Writing Your Research Paper
The first step of writing a research paper is getting set up in a location where you won’t be too distracted. Plan to write for intervals of time, such as 1 or 1.5-hour periods of time. Apps like Forest can be helpful for setting an intention for the amount of time you want to work for, and it will keep you from browsing Facebook and Instagram and losing valuable time.
Some important things to keep in mind as you write your research paper:
Research papers may seem overwhelming or daunting but they are totally manageable and can even be fun to write (ignore the haters - there’s nothing better than finding that one research article that totally backs up your claims and proves your point!).
Writing a research paper is not a linear process. Be open to new ideas and don’t be afraid to change your direction or your research question. Your research can take you in unexpected directions - it doesn’t mean you’re starting all over again, it means you’re learning, and that’s a good thing!
Don’t plagiarize. Plagiarism not only includes copying other people’s work and claiming it as your own, but using work you’ve previously submitted for a class and re-using it for a new project.
Don’t procrastinate.
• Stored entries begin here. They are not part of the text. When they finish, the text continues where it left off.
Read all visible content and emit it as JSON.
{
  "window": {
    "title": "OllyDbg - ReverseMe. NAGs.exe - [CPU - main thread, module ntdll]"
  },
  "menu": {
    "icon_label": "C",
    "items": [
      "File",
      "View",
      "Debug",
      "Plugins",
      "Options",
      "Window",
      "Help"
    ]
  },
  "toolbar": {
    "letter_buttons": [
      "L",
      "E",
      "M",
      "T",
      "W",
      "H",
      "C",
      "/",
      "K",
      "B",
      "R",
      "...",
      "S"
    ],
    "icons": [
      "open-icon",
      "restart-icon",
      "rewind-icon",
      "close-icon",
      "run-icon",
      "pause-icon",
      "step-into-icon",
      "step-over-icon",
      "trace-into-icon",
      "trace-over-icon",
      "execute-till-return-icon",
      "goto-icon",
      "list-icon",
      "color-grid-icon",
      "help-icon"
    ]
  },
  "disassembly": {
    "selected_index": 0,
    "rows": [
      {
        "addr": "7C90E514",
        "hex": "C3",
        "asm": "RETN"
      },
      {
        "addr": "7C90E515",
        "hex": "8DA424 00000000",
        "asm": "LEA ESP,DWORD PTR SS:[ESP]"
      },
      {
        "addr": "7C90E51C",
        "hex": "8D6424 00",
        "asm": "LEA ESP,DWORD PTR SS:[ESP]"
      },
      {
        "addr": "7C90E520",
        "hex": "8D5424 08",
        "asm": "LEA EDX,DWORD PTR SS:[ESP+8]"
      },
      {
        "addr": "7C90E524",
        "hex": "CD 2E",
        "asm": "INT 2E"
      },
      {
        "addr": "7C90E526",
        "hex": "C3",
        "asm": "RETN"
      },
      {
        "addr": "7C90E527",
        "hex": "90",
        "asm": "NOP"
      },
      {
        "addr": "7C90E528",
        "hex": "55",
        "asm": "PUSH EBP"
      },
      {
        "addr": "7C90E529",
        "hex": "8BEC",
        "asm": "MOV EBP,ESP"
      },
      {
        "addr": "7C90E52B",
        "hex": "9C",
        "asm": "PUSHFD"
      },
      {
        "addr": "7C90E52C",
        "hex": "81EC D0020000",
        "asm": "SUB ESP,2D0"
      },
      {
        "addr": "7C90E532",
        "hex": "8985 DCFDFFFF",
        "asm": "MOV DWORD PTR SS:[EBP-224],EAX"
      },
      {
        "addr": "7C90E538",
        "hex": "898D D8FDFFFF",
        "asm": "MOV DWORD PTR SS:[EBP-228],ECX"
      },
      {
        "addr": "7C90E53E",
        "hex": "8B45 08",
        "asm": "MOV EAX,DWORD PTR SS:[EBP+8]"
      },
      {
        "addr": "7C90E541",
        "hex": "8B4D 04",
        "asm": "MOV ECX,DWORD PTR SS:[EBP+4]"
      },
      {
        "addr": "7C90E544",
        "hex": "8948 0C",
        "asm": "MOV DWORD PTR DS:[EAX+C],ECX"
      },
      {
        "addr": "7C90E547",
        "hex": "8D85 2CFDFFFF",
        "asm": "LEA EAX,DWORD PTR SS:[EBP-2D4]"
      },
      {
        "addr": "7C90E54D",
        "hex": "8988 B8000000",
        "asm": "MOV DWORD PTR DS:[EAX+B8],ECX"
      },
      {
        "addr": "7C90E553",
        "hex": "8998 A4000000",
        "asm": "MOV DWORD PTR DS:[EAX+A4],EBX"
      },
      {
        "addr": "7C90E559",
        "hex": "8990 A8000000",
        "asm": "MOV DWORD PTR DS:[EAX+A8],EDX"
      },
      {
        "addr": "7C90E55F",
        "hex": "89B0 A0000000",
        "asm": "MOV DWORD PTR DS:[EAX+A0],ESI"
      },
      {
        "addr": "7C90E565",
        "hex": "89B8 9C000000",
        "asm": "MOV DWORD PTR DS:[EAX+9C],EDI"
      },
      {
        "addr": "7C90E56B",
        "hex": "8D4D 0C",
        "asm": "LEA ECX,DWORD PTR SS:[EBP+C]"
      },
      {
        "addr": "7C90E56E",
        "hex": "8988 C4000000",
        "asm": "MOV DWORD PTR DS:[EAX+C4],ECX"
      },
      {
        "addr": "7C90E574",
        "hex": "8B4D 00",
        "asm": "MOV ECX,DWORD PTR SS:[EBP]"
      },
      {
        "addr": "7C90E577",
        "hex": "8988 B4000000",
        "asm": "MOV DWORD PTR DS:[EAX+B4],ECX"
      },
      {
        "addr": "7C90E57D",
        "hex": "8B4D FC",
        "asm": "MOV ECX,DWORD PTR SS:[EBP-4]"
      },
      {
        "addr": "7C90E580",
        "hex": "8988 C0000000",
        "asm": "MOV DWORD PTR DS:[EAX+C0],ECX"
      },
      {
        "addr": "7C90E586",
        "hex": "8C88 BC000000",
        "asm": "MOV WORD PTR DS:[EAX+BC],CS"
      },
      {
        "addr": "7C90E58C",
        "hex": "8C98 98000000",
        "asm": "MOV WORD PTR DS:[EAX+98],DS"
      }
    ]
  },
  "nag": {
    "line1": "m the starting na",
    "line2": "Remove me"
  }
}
Decide to write this paper and put yourself in an environment where you’re more likely to do some work. You may be able to work fine on your couch, but if you’re like most of us (and would rather Netflix-binge than do homework), you need to pick yourself up and go to the library instead.
Proofreading Your Paper
It’s important to proofread your paper after you have finished your first draft. If possible, try to at least sleep on it and look at it again the next day. But if you’re rushing to finish this paper last minute, take a short break and step away from what you’ve written.
The trick to proofreading your paper is to read it out loud to yourself. If you’re in the library, try to read it quietly to yourself or try mouthing the words. There is something about reading your paper out loud that allows you to catch all kinds of awkward sentence phrases and grammar mistakes, like verb agreement. Also, set aside some time to create your reference list (it’s easiest to create it as you go, but if you save it for the end, make sure you give yourself some time to check your APA citations. The most common mistake students make is in their APA formatting and reference list, but these are really the easiest marks you can get. It just requires some attention to detail.
Consult the following APA guide on how to format your paper and citations. Alternatively, your university will likely have their own guide that they publish on their library’s website.
You’ve turned in your paper and now you’re done with it forever, right? Well, consider this: you’ve spent all this time and energy writing your research paper, so why not do something else with it? You' probably had some great ideas in your paper, and those are worth sharing with others in this field. So why not try out one or a few of the ideas below, and do something more with your paper?
Create a research poster out of your paper and present it at your school’s next research day.
Develop a research article using the feedback you receive on your research paper and submit it to a student conference such as the Canadian Journal for New Scholars in Education.
Tweet your ideas using the hashtag #edadmin or share on other social media accounts.
Pitch a blog post or online article on your topic and submit it to a student newspaper or magazine.